What do we mean when we say strategic?. Usually the people talking about strategic effort are more interested in effects than in the actual activity of strategic decision making. Most assuredly, strategic leadership that is poor can have just as much strategic effect as positive leadership. We just don’t like the result as much. Defining this concept of strategic information security for the enterprise is parsed a few different ways.
When we say strategic we are talking about the idea of creating a thought process that is mitigative of a problem. When the system has been breached and the mongol horde or Washington Post are at the gates to the data center. You aren’t going to be able to be strategic. That is time for a short, sweet, and hopefully well thought tactical response to assure mission success. The place you get to be strategic is in the peace and quiet lulling leadership and operational entities in the data center into somnolence. Unfortunately the calm is the exact time we look at cutting head count and removing resources. Enterprise risk management is about spending the right resources on the right tasks for the best result and is one of our tools for strategic success. The day of the breach you aren’t going to be able to redirect those resources fast enough to fix what is already broke.
Strategic information security comes with a price. The first price is the credibility of the concept itself. If you want to be relevant with this concept. Then you need to be aware of the current state of the enterprise assets you control. Pick an over all strategy for operational control of the enterprise that aligns with your organizational capability and risk acceptance. More than an architectural decision on whether you use a flat or hierarchical model in your security mechanisms the concept of strategic is trying to be predictive or patterns of events. There is lots of ink already spilled on the hacking path and various chains of events written about in detail. This is where you start thinking about mitigation strategies and how you want to deal with a breach in the future to keep the breach from happening.
If you want to cut through the buzz word carnage sit down with your incident response team and specifically the incident handlers and write your breach notification. Write a breach notification for each of your regulatory agencies, then write one for the customers, and then write a detailed assessment of a breach including root cause analysis. “Wait!” You say. We haven’t been breached. Exactly, and if you have been breached the following is even easier.
Take incidents that have happened where you have stopped a possible breach, the evidence of those breaches, and work through the process using them as the pattern. Where are the holes in the process? What does senior or general counsel say about the breach notifications? This is substantially more than just doing an exercise. You are not just testing a system under some artificial constraint. If you take it seriously you are using a worst case scenario to build a strategic plan based on a simple principle of “assumption of breach.”

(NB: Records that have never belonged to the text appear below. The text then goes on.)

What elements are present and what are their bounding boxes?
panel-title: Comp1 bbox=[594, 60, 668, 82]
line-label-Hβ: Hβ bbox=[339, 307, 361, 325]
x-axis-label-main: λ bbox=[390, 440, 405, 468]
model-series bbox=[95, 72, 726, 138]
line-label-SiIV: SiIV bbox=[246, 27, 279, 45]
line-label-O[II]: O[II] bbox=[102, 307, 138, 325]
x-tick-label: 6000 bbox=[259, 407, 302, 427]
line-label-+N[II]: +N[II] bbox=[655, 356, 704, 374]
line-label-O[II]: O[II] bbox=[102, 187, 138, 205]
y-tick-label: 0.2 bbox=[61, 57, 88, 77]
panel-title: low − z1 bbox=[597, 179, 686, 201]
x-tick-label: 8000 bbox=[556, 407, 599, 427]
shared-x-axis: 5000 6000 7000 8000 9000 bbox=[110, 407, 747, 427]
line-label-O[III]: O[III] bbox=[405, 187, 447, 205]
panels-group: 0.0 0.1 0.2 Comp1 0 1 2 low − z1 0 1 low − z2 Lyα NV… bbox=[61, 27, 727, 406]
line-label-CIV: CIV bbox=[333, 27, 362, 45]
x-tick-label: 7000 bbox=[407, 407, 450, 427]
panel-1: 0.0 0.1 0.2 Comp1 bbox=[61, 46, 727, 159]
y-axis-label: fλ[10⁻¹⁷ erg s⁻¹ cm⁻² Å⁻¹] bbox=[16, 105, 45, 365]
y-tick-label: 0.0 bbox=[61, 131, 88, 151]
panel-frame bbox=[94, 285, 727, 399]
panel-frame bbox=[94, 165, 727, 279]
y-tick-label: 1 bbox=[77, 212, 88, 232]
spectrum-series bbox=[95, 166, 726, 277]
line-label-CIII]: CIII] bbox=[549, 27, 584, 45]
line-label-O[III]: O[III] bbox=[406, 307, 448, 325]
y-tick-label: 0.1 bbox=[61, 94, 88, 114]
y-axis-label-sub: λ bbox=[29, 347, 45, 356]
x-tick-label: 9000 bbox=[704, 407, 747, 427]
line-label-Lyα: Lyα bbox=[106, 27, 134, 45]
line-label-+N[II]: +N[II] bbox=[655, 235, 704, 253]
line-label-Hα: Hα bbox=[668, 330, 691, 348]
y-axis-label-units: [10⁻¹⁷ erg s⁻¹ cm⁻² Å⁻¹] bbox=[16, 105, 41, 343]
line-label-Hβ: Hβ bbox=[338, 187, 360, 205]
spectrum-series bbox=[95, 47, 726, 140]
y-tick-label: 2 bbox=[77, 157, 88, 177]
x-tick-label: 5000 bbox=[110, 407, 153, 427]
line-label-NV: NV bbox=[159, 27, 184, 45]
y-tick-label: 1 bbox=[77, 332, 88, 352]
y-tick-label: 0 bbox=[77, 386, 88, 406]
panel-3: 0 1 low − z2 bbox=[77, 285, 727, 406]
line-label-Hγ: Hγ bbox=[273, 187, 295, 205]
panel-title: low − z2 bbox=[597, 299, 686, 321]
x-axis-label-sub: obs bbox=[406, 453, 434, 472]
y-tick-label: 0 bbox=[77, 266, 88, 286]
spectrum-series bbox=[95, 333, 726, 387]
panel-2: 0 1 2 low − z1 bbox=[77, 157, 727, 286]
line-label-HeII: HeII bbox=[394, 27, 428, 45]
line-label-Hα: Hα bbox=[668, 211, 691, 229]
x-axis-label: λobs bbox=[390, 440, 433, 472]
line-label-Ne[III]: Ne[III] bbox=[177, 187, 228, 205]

Strategic information security requires getting in front of the problem and considering your operational and tactical capabilities before you get to the breach. Notification stage planning for strategic information security is looking at your available resources and perceived risks and gaming out their utilization to mitigate the breach or remediate your current systems to keep the breach from happening. Strategic information security is what you do before things go sideways and you are calling general counsel at 2AM with the bad news.
There is the reality of regulatory and acute tactical response, and there is the reality of chronic operations and engagement. If you are running an enterprise of any size the harsh reality is that you have been breached. Whether the breach is fundamentally a regulatory issue is not the question. The reality is that malware, shadow information technology, phishing, user password and information security fatigue, and so many more reasons are the evidence of assumption of breach. You have had malware on your systems, and you have had users click on bad links. Whether that was catastrophic or not does not undermine that you have had breaches. Only luck may have kept you out of the headlines.
The strategic response is to prepare and assess as breached in thinking about plans and operational contexts. That allows the strategic information security leader to rise above the fray and consider the larger picture. If the worst case is handled then you can play chess in reverse from that point. When we play chess in reverse we start with the win and make sure all of the operational and tactical choices are aligned with that goal. This is resource preserving and part of good strategic leadership.
Strategic information security is not a response within the confines of your operational context. It is not what you do day to day as part of your standard operating plan. Strategic information security is not a plan or capability. Your enterprise security team can have strategic effects but you should not be expecting them to keep your, “bacon out of the fire.” There job is work within the operational context of your day to day activities making the best decisions you have empowered them with. How you empower them, how you define their roles, and more importantly how you treat them are all strategic imperatives a senior enterprise owner should consider.
There is a final piece to the little puzzle of strategic information security and how we define it and how we implement some of the ideals. Your vendors are not strategic assets. If your vendors have some kind of hold over your information posture that can be both a good and bad thing. The choice you made to get wherever you are with vendor support was a strategic direction or decision. How all of that power and bias flows through the enterprise afterwords is tactical all the way.